Payless Uses Web-Based 'Shoe Finder' To Link Customers And Products
Payless uses Web-based Shoe Finder application to help customers find the merchandise they want.
Payless ShoeSource Inc. caters to customers who have no qualms about browsing store aisles and trying on low-priced shoes--most of which cost less than $15--without waiting for help from an employee. Now, following that same low-cost approach, the company has a new system to help locate shoes, improve customer service, and boost sales to more than 225 million pairs of shoes a year.
It's called, appropriately enough, Shoe Finder, the cornerstone application in a proprietary system Payless started developing 18 months ago and has just finished installing in its 4,700 U.S. stores.
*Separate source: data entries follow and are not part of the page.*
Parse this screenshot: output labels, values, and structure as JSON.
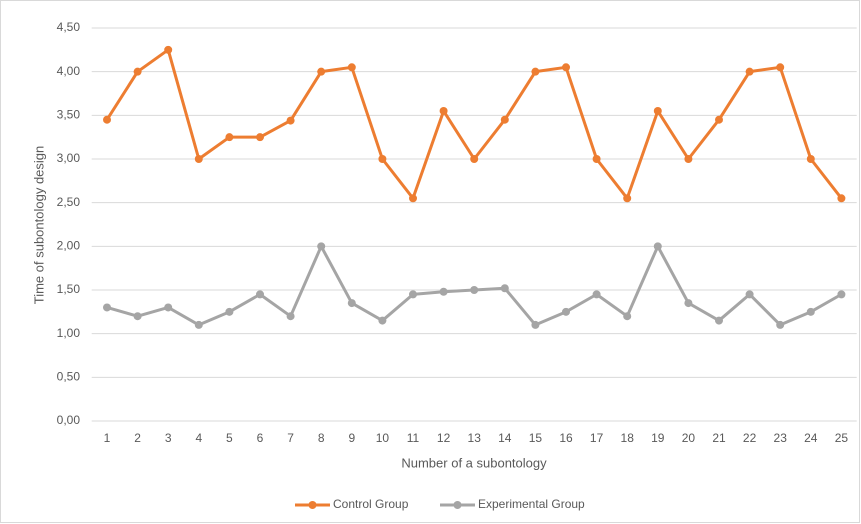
{
  "chart_data": {
    "type": "line",
    "y_label": "Time of subontology design",
    "x_label": "Number of a subontology",
    "categories": [
      "1",
      "2",
      "3",
      "4",
      "5",
      "6",
      "7",
      "8",
      "9",
      "10",
      "11",
      "12",
      "13",
      "14",
      "15",
      "16",
      "17",
      "18",
      "19",
      "20",
      "21",
      "22",
      "23",
      "24",
      "25"
    ],
    "series": [
      {
        "name": "Control Group",
        "color": "#ed7d31",
        "values": [
          3.45,
          4.0,
          4.25,
          3.0,
          3.25,
          3.25,
          3.44,
          4.0,
          4.05,
          3.0,
          2.55,
          3.55,
          3.0,
          3.45,
          4.0,
          4.05,
          3.0,
          2.55,
          3.55,
          3.0,
          3.45,
          4.0,
          4.05,
          3.0,
          2.55
        ]
      },
      {
        "name": "Experimental Group",
        "color": "#a5a5a5",
        "values": [
          1.3,
          1.2,
          1.3,
          1.1,
          1.25,
          1.45,
          1.2,
          2.0,
          1.35,
          1.15,
          1.45,
          1.48,
          1.5,
          1.52,
          1.1,
          1.25,
          1.45,
          1.2,
          2.0,
          1.35,
          1.15,
          1.45,
          1.1,
          1.25,
          1.45
        ]
      }
    ],
    "ylim": [
      0,
      4.5
    ],
    "yticks": [
      {
        "value": 0,
        "label": "0,00"
      },
      {
        "value": 0.5,
        "label": "0,50"
      },
      {
        "value": 1,
        "label": "1,00"
      },
      {
        "value": 1.5,
        "label": "1,50"
      },
      {
        "value": 2,
        "label": "2,00"
      },
      {
        "value": 2.5,
        "label": "2,50"
      },
      {
        "value": 3,
        "label": "3,00"
      },
      {
        "value": 3.5,
        "label": "3,50"
      },
      {
        "value": 4,
        "label": "4,00"
      },
      {
        "value": 4.5,
        "label": "4,50"
      }
    ],
    "grid": true,
    "legend": "bottom"
  }
}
When shoppers can't find the shoe they want, sales associates consult Shoe Finder, a Web-enabled PC-based system, to locate the merchandise in a few seconds, either in the storeroom, in transit, at a neighboring Payless location, or on payless.com. The front- and back-office functions of each Payless store are linked, via the Web, to company headquarters in Topeka, Kan.
What makes the new system unique is that Payless shoppers receive a $1-off coupon if the shoes are located at another store. And, although Shoe Finder requires an associate's help, people still pick up their own shoes. "What is self-service? It isn't no service," says Dave VonFeldt, director of information systems development. "It's the appropriate amount with customers finding their shoes. And if they don't, helping them find it before they leave."
Another benefit to the new technology--Dell multimedia PCs running Microsoft Windows 2000 and called the retail performance support system--is that it provides online training for the company's 27,000 sales associates. That's important, VonFeldt says, because "our employees are fairly transient; we compete with fast food for many of them."
Payless customers use their coupons about half the time, and Shoe Finder leads to a sale about 80% of the time, based on results from the first stores that implemented the system 12 months ago, VonFeldt says. He wouldn't disclose the cost to develop Shoe Finder or the number of coupons stores have handed out.
Payless, which had $2.95 billion in sales last year, can use the coupons to monitor what merchandise is out of stock in a particular location, where customers make their final purchases, and what store referred them. In the past, stores were unwilling to send shoppers to another Payless since it meant losing a sale; now, they receive bonuses for it.